Cyclotourisme : se jeter à l'eau

Que vous rêviez de faire le tour du lac Saint-Jean, de vous rendre en Gaspésie via une panoplie de voies asphaltées ou de traverser la cordillère des Andes, vos préoccupations sont probablement les mêmes que celles de la plupart des cyclovoyageurs : avoir le bon équipement, être assez en forme, connaître son chemin et savoir où s’arrêter. Voici quelques pistes pour faciliter votre préparation.

Cet article a d’abord paru dans l’excellent magazine Vélo Mag, édition août 2020.

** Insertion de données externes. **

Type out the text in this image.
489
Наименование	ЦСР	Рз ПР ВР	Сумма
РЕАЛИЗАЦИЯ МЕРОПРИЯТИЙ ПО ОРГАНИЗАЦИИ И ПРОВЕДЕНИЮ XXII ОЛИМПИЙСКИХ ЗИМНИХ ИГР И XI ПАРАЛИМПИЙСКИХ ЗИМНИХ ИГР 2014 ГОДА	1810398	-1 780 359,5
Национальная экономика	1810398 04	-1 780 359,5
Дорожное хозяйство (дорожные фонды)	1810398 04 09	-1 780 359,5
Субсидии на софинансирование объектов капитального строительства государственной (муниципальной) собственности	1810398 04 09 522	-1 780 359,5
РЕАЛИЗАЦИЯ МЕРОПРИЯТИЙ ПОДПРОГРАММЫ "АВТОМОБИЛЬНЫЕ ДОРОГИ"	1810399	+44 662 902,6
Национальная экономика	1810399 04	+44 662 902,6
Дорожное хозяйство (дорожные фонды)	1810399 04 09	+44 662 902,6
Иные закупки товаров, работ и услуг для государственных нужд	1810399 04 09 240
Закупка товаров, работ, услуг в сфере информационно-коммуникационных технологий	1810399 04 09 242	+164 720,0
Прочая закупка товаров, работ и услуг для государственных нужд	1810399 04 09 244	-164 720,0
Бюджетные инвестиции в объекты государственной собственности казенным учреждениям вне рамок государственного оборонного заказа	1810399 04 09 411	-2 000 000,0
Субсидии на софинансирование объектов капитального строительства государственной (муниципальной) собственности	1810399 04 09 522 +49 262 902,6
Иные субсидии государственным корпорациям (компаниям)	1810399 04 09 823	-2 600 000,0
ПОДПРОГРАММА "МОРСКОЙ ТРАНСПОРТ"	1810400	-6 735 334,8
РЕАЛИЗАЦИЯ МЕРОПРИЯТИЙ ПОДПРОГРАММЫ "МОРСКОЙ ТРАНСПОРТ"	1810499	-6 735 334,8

Pédaler peu importe la monture

Plus que jamais, les familles de vélos semblent se multiplier pour chaque activité. Il peut être très facile d’imaginer qu’on ne possède pas la bonne bécane pour l’aventure rêvée. J’ai pourtant rencontré des cyclotouristes de partout dans le monde pédalant sur toutes les montures imaginables. Certains n’avaient aucune limite de budget avec leurs cadres de titane, d’autres roulaient sur des bécyks que je n’aurais pas pris pour aller à la grange ! Les Sud-Américains, particulièrement, peuvent partir à l’aventure avec le premier deux-roues trouvé. Cet argent économisé leur permet souvent de partir plus rapidement et plus longtemps.

Jimmy Alexander Cuellar Bonilla, de Colombie, rencontré à Santa Rosa, au Pérou.

Jimmy Alexander Cuellar Bonilla, de Colombie, rencontré à Santa Rosa, au Pérou.

Différents matériaux ont la réputation d’offrir plus ou moins de confort ou de légèreté. En pratique, la différence entre l’acier, l’aluminium, le titane ou le carbone est assez négligeable lorsqu’on traîne avec soi plusieurs kilos de bagages. Les poignées, la selle et sa tige auront toutes une bien plus grande influence que le cadre.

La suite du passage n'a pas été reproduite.